For decades, Neufeld seemed out of step with the times. A friend tells me that he first heard Neufeld preach as a guest in a seeker-sensitive church. The topic? Hell. Neufeld preached on topics that many seemed to ignore, and stressed expositional preaching when others were stressing preaching geared to seekers.
Now Neufeld finds himself popular. He teaches a theology class for people in their twenties, and so many are interested he can’t fit them all. He notices them reading John Piper and Tim Keller, even centuries-old authors John Calvin and Jonathan Edwards. He’s never seen this before.
Neufeld is clear that seeker approaches are not completely dead. Some, especially baby boomers and some in the Bible belt, are still attracted to the movement. “The seeker movement played well with those who were bored with Christendom,” he says. “But it has not made inroads into the secular mainstream.” Secular communities like Burnaby are more interested in the hardcore message of Christianity rather than a watered-down version.
Neufeld finds this exciting. “We have a secular generation that is almost completely ignorant of the gospel. We live in a mission field. We can introduce them to Christ for the very first time. We’re actually proclaiming something that people have never heard, and it’s a message that’s exciting, offensive, and world-changing.”
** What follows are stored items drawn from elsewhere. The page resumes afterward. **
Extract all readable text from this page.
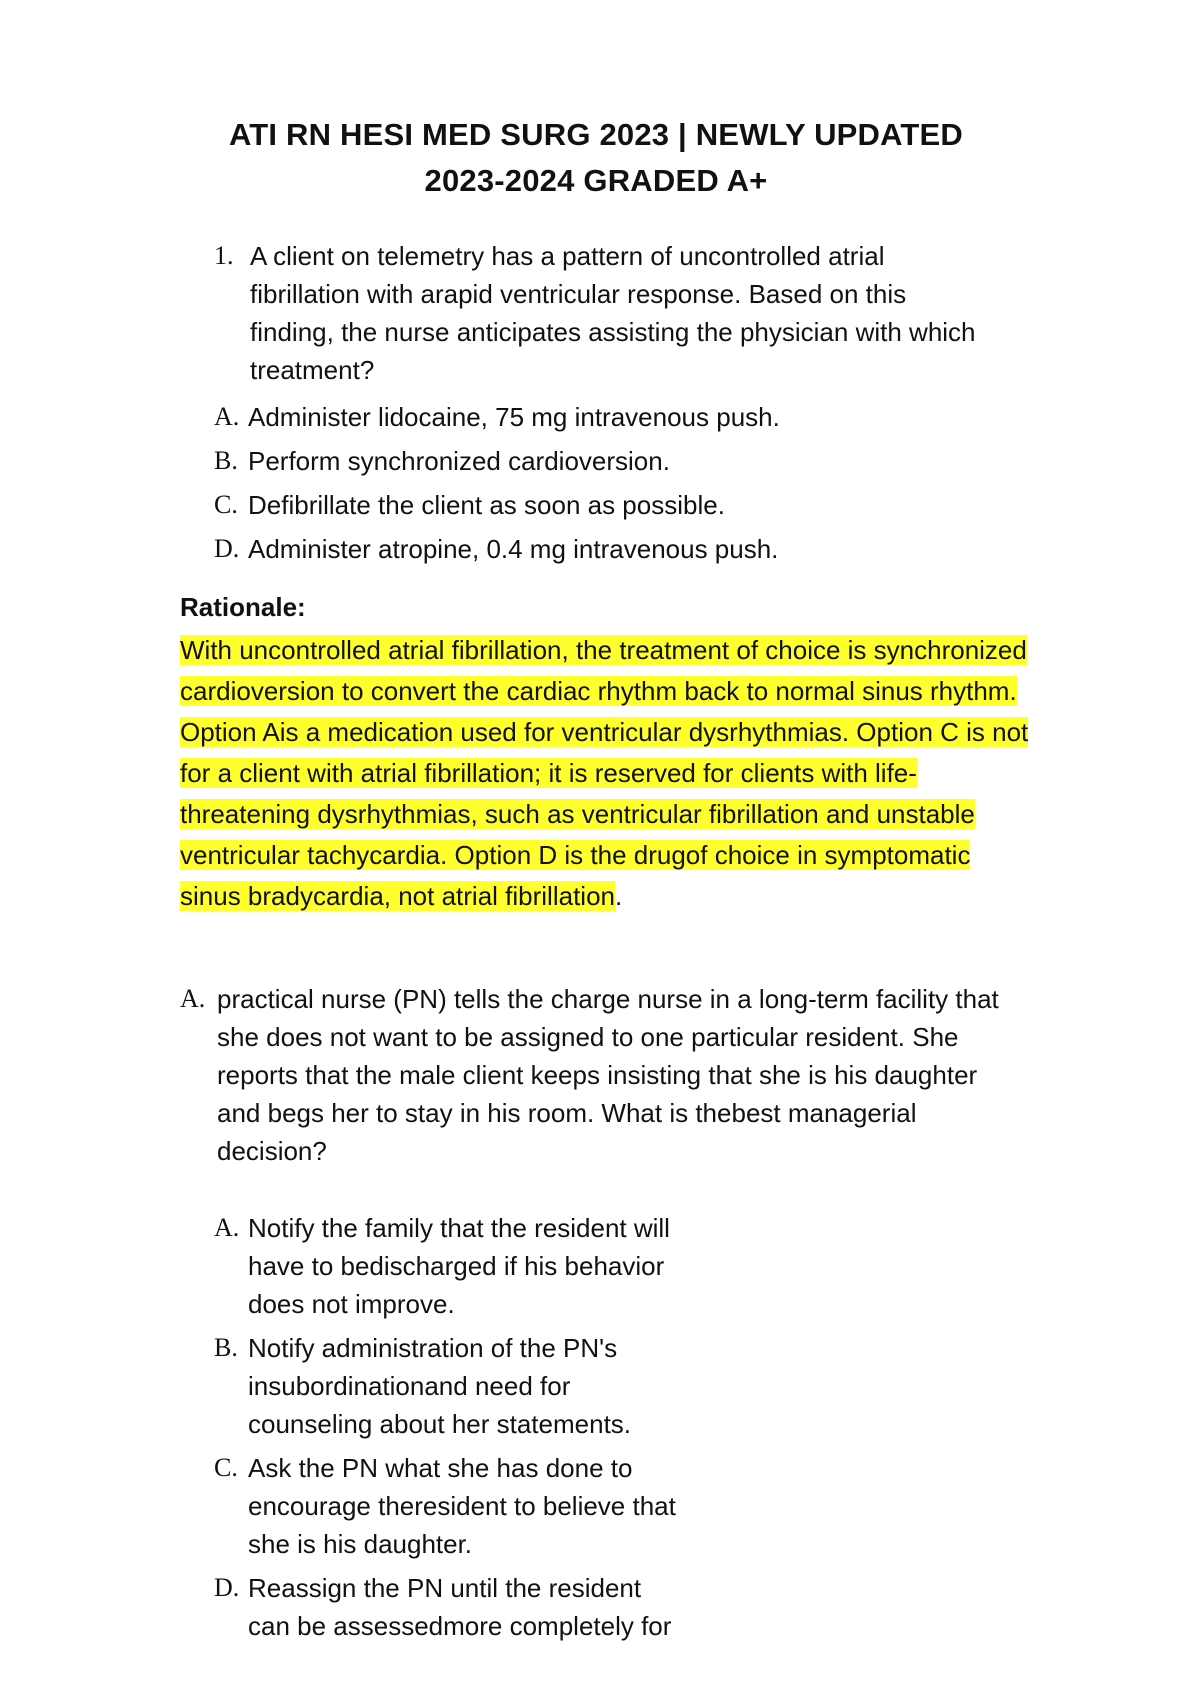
ATI RN HESI MED SURG 2023 | NEWLY UPDATED
2023-2024 GRADED A+
1. A client on telemetry has a pattern of uncontrolled atrial fibrillation with arapid ventricular response. Based on this finding, the nurse anticipates assisting the physician with which treatment?
A. Administer lidocaine, 75 mg intravenous push.
B. Perform synchronized cardioversion.
C. Defibrillate the client as soon as possible.
D. Administer atropine, 0.4 mg intravenous push.
Rationale:
With uncontrolled atrial fibrillation, the treatment of choice is synchronized cardioversion to convert the cardiac rhythm back to normal sinus rhythm. Option Ais a medication used for ventricular dysrhythmias. Option C is not for a client with atrial fibrillation; it is reserved for clients with life-threatening dysrhythmias, such as ventricular fibrillation and unstable ventricular tachycardia. Option D is the drugof choice in symptomatic sinus bradycardia, not atrial fibrillation.
A. practical nurse (PN) tells the charge nurse in a long-term facility that she does not want to be assigned to one particular resident. She reports that the male client keeps insisting that she is his daughter and begs her to stay in his room. What is thebest managerial decision?
A. Notify the family that the resident will have to bedischarged if his behavior does not improve.
B. Notify administration of the PN's insubordinationand need for counseling about her statements.
C. Ask the PN what she has done to encourage theresident to believe that she is his daughter.
D. Reassign the PN until the resident can be assessedmore completely for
Willingdon, the church Neufeld pastors, has started an organization called reFocus Canada, “dedicated to bringing biblical refocus to Canadian churches.” It is “is a gathering of individuals and churches who agree to stand together on a common theological foundation, to strive together side by side in developing skills and tools that will extend the impact of the Gospel, and to suffer together with those engaged in a conflict that comes for the sake of Christ.” Most members live in western Canada.
I asked Neufeld what advice he would offer to churches and pastors. Neufeld was clear that they should begin with committing to expositional preaching. “Learn how to exegete the text. Make it meaningful and relevant. Preach through books of the Bible. Reclaim the message that has been neglected. Lead people to the historic Christian faith rather than the latest fad.”
He also believes that pastors need to focus on the biblical role of elders: to teach and disciple. “I’m not throwing rocks at methodology,” he says. “We need to learn skills. But we haven’t studied 1 and 2 Timothy and Titus enough. We need to return to the biblical model of leadership rather than the CEO model of business leadership.”
Neufeld also believes that we need to focus on the large Canadian urban centers, which are predominantly secular. “Plant churches in them. Preach the Bible there.”
He also believes that we need to recover a biblical emphasis that we’ve lost: suffering. “Anyone going into pastoral ministry must see suffering as part of the package. When they realize that suffering is part of ministry, they can cooperate with grace. Do not pray for suffering to be removed.”
People are hungry for substantial ministry, and the church has an opportunity to return to its core. Neufeld finds this exciting, and he’s glad to know that he’s not alone.